Kyo entrecerró los ojos.

- Yagami, ¿qué le has hecho? - preguntó, en un tono extraño, como preguntándole a un niño por qué ha hecho una travesura.

Iori pareció sorprendido, pero frunció el ceño, encogiéndose de hombros.

- Hacerle ver que no importa cuánto te lo pida, tú no vivirás mucho más.

La mirada de Kyo se suavizó de pronto, mientras observaba de nuevo al ninja. El pelirrojo se vio confundido ante esa reacción. Esperaba herirlo con sus palabras, pero Kyo parecía tranquilo.

- Alex - dijo suavemente -. Voy a hablar un momento con Yagami, a solas...

No hubo reacción de parte del joven rubio, así que Kyo retiró sus brazos de alrededor de su cintura y se puso de pie, yendo directamente hacia Iori, haciéndolo alejarse lo suficiente para cerrar la puerta para que Alex no pudiera oírlo:

- ¿Por qué no lo dejas en paz? - Eso fue todo lo que dijo una vez que estuvieron del lado opuesto del pasillo, en el exterior. No estaba molesto, sólo lo preguntó de manera cansada, como si no pudiera creer que a pesar de todo ese tiempo Yagami seguía siendo tan cruel como para hacer sufrir a alguien a quien ni siquiera conocía.

- ¿Acaso le he hecho algo malo? - replicó el pelirrojo con tono burlón -. Sólo le dije la verdad.

- Maldición, Yagami - gruñó Kyo apartando la mirada un momento, para luego enfrentar los ojos de Iori, que estaban clavados en su rostro -. No conoces a Alex... ¡Le haces daño al hablarle así!

Iori gruñó:

- No más del que te hace él a ti...

Hubo un momento de silencio. Kyo estaba perplejo. Las palabras de Iori fueron secas, cortantes, pero el significado... Lo que había querido decir... ¿Acaso se preocupaba por él? ¿Le preocupaba lo que él pudiera sufrir al hablar de su propia muerte?

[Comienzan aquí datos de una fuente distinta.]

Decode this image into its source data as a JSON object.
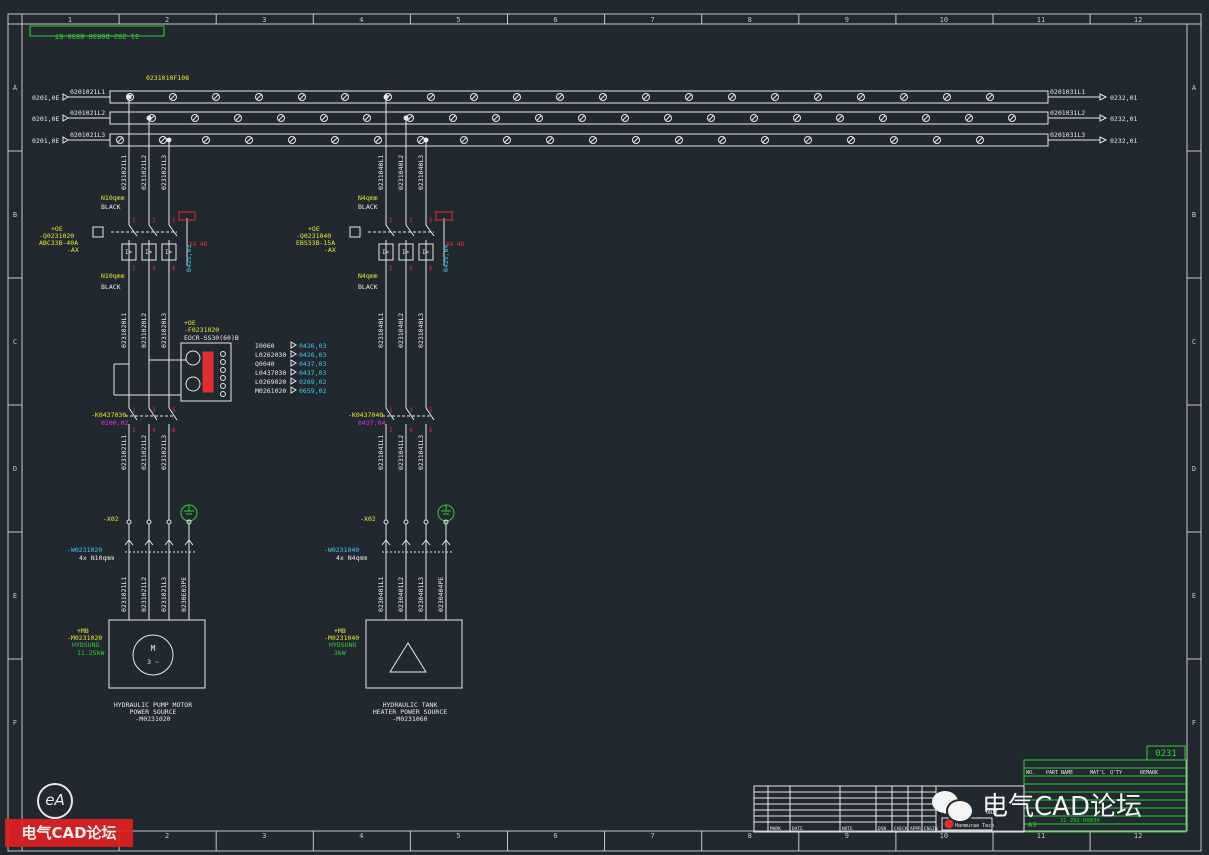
{
  "drawing": {
    "ruler_top": [
      "1",
      "2",
      "3",
      "4",
      "5",
      "6",
      "7",
      "8",
      "9",
      "10",
      "11",
      "12"
    ],
    "ruler_side": [
      "A",
      "B",
      "C",
      "D",
      "E",
      "F"
    ],
    "title_box": "31-Z02-D0830-0830-ET",
    "sheet_no": "0231",
    "colors": {
      "background": "#212830",
      "frame": "#c8c8c8",
      "yellow": "#e8e830",
      "cyan": "#40c8e8",
      "red": "#e03030",
      "green": "#30d030",
      "magenta": "#e030e0",
      "white": "#e8e8e8"
    }
  },
  "busbar": {
    "id_label": "0231010F108",
    "rows": [
      {
        "left_ref": "0201,0E",
        "label": "0201021L1",
        "right_label": "0201031L1",
        "right_ref": "0232,01"
      },
      {
        "left_ref": "0201,0E",
        "label": "0201021L2",
        "right_label": "0201031L2",
        "right_ref": "0232,01"
      },
      {
        "left_ref": "0201,0E",
        "label": "0201021L3",
        "right_label": "0201031L3",
        "right_ref": "0232,01"
      }
    ]
  },
  "circuit1": {
    "top_wires": [
      "0231021L1",
      "0231021L2",
      "0231021L3"
    ],
    "cable_size_top": "N10qmm",
    "cable_color_top": "BLACK",
    "breaker_loc": "+OE",
    "breaker_tag": "-Q0231020",
    "breaker_type": "ABC33B-40A",
    "breaker_aux": "-AX",
    "aux_ref": "0425,03",
    "aux_note": "X4 48",
    "cable_size_bot": "N10qmm",
    "cable_color_bot": "BLACK",
    "mid_wires": [
      "0231020L1",
      "0231020L2",
      "0231020L3"
    ],
    "relay_loc": "+OE",
    "relay_tag": "-F0231020",
    "relay_type": "EOCR-SS30(60)B",
    "relay_contacts": [
      {
        "code": "I0060",
        "ref": "0426,03"
      },
      {
        "code": "L0262030",
        "ref": "0426,03"
      },
      {
        "code": "Q0040",
        "ref": "0437,03"
      },
      {
        "code": "L0437030",
        "ref": "0437,03"
      },
      {
        "code": "L0269020",
        "ref": "0269,02"
      },
      {
        "code": "M0261020",
        "ref": "0659,02"
      }
    ],
    "contactor_tag": "-K0437030",
    "contactor_ref": "0260,02",
    "low_wires": [
      "0231021L1",
      "0231021L2",
      "0231021L3"
    ],
    "terminal": "-X02",
    "cable_tag": "-W0231020",
    "cable_spec": "4x N10qmm",
    "motor_wires": [
      "0231021L1",
      "0231021L2",
      "0231021L3",
      "0230E03PE"
    ],
    "motor_loc": "+MB",
    "motor_tag": "-M0231020",
    "motor_make": "HYDSUNG",
    "motor_power": "11.25kW",
    "caption": [
      "HYDRAULIC PUMP MOTOR",
      "POWER SOURCE",
      "-M0231020"
    ]
  },
  "circuit2": {
    "top_wires": [
      "0231040L1",
      "0231040L2",
      "0231040L3"
    ],
    "cable_size_top": "N4qmm",
    "cable_color_top": "BLACK",
    "breaker_loc": "+OE",
    "breaker_tag": "-Q0231040",
    "breaker_type": "EBS33B-15A",
    "breaker_aux": "-AX",
    "aux_ref": "0425,04",
    "aux_note": "X4 48",
    "cable_size_bot": "N4qmm",
    "cable_color_bot": "BLACK",
    "mid_wires": [
      "0231040L1",
      "0231040L2",
      "0231040L3"
    ],
    "contactor_tag": "-K0437040",
    "contactor_ref": "0437,04",
    "low_wires": [
      "0231041L1",
      "0231041L2",
      "0231041L3"
    ],
    "terminal": "-X02",
    "cable_tag": "-W0231040",
    "cable_spec": "4x N4qmm",
    "motor_wires": [
      "0230401L1",
      "0230401L2",
      "0230401L3",
      "0230404PE"
    ],
    "motor_loc": "+MB",
    "motor_tag": "-M0231040",
    "motor_make": "HYDSUNG",
    "motor_power": "3kW",
    "caption": [
      "HYDRAULIC TANK",
      "HEATER POWER SOURCE",
      "-M0231060"
    ]
  },
  "title_block": {
    "parts_header": [
      "NO.",
      "PART NAME",
      "MAT'L",
      "Q'TY",
      "REMARK"
    ],
    "rev_header": [
      "MARK",
      "DATE",
      "NOTE",
      "DSN",
      "CHECK",
      "APPR.",
      "ENGIN"
    ],
    "company": "Hanmurae Tech",
    "size": "A3",
    "date_label": "DATE",
    "unit_label": "UNIT",
    "dwg_no": "31-Z02-D0830"
  },
  "watermark": {
    "forum": "电气CAD论坛",
    "corner_logo": "eA",
    "corner_text": "电气CAD论坛"
  }
}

Cerró los ojos un momento, suspirando.

- Deja a Alex, ¿sí? - pidió -. No es tan fuerte como parece.

- No parece fuerte - corrigió Iori, con malicia.

- Yagami - Kyo estaba serio -, Alex ha visto morir a sus padres... ¿Sabes lo que significa para él estar aquí, a mi lado... - hubo un ligero temblor en su voz - ... y verme... morir lentamente?

Iori no tuvo tiempo de responder nada, la manera en que Kyo se había expresado lo dejó sin palabras.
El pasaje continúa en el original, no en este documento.